Sebuah tradisi dalam olah kebatinan jawa adalah tapa ngrame. Apa yang terjadi dalam olah kebatinan tersebut tidak lain adalah pelayanan total kepada setiap orang yang membutuhkan bantuan, tanpa pamrih apapun. Yang mau diolah adalah kesediaan diri untuk menjadi pelayan, menjadi keset bagi yang lain sekaligus mempertajam batin yang semakin peka pada kecenderungan enak kepenak kepada mati raga.
Yesus adalah teladan sekaligus model tapa ngrame, yang senantiasa datang menjadi pelayan bagi sesama. Di mana Dia berada, Dia selalu datang dalam kerangka hidup untuk melayani, siap untuk membantu oranglain yang membutuhkan pertolongan. KaryaNya adalah sebuah karya pelayanan hidup bagi sesama. Sebagai manusia, pasti Dia juga mengalami kelelahaan. Akan tetapi, Dia tidak melupakan untuk menyendiri, pergi ke tempat sunyi untuk berdoa, melihat karya pelayananNya itu dalam kerangka Allah Bapa…menghadirkan berkah Bapa bagi sesama. Sehingga, itu dapat menjadi ungkapan syukur yang mendalam, pengabdian dan panggilan luhur dalam hidup.

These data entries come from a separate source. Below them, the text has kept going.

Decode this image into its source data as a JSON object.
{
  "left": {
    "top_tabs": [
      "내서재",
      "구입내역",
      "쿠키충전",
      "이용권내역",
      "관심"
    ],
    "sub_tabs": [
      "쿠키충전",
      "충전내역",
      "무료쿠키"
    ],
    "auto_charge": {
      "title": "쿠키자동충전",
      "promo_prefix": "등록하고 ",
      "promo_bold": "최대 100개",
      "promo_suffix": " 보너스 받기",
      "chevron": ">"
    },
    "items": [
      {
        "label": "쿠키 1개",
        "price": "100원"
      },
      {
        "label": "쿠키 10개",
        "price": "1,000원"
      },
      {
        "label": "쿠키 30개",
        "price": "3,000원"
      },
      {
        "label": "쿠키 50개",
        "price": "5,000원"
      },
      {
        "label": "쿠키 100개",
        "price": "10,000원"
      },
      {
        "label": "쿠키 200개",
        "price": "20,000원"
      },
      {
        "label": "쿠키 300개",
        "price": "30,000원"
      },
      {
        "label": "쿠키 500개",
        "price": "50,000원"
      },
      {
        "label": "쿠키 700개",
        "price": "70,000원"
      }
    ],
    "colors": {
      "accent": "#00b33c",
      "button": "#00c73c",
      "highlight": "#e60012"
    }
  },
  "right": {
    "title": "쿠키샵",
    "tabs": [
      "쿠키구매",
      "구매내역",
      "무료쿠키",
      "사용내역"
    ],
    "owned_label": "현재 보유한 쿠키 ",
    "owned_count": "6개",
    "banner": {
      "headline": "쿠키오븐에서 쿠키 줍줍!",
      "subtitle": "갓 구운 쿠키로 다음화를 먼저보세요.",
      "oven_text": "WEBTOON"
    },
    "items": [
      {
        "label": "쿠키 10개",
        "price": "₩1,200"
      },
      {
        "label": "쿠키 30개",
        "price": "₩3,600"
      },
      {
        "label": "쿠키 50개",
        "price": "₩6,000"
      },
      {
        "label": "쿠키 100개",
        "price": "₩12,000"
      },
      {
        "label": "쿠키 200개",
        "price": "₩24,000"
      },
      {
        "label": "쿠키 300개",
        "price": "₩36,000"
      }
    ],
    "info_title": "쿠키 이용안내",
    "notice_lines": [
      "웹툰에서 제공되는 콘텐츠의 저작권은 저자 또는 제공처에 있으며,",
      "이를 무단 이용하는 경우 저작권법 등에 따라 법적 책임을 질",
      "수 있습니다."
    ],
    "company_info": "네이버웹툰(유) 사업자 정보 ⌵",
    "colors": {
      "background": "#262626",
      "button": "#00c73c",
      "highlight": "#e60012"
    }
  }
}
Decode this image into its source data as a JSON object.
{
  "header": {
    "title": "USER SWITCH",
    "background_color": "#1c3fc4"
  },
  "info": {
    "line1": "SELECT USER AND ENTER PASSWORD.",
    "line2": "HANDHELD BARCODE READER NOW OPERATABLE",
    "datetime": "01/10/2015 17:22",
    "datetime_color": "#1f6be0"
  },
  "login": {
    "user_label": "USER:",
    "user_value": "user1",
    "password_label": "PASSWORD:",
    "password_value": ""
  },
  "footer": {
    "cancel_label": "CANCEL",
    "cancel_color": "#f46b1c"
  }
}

Salib merupakan puncak pelayananNya sekaligus konsekuensi kematian yang harus diterimaNya demi pelayanan menjadi berkah bagi sesama. Ia pun mengalami kelelahan yang amat sangat bahkan juga merasa ditolak “Ya Bapa mengapa Engkau meninggalkan Aku” seolah-olah pelayanan itu sia-sia dan tidak ada tanggapan positif dari sesama. Yang mengagumkan adalah, kemudian Dia menyerahkan diri “ke dalam tanganMu Kuserahkan nyawaKu” Meskipun dalam kemanusiaanNya Ia mengalami kesia-siaan karya, Dia mengalami pengalaman rohani yang mendalam, suatu penyerahan total pada Bapa.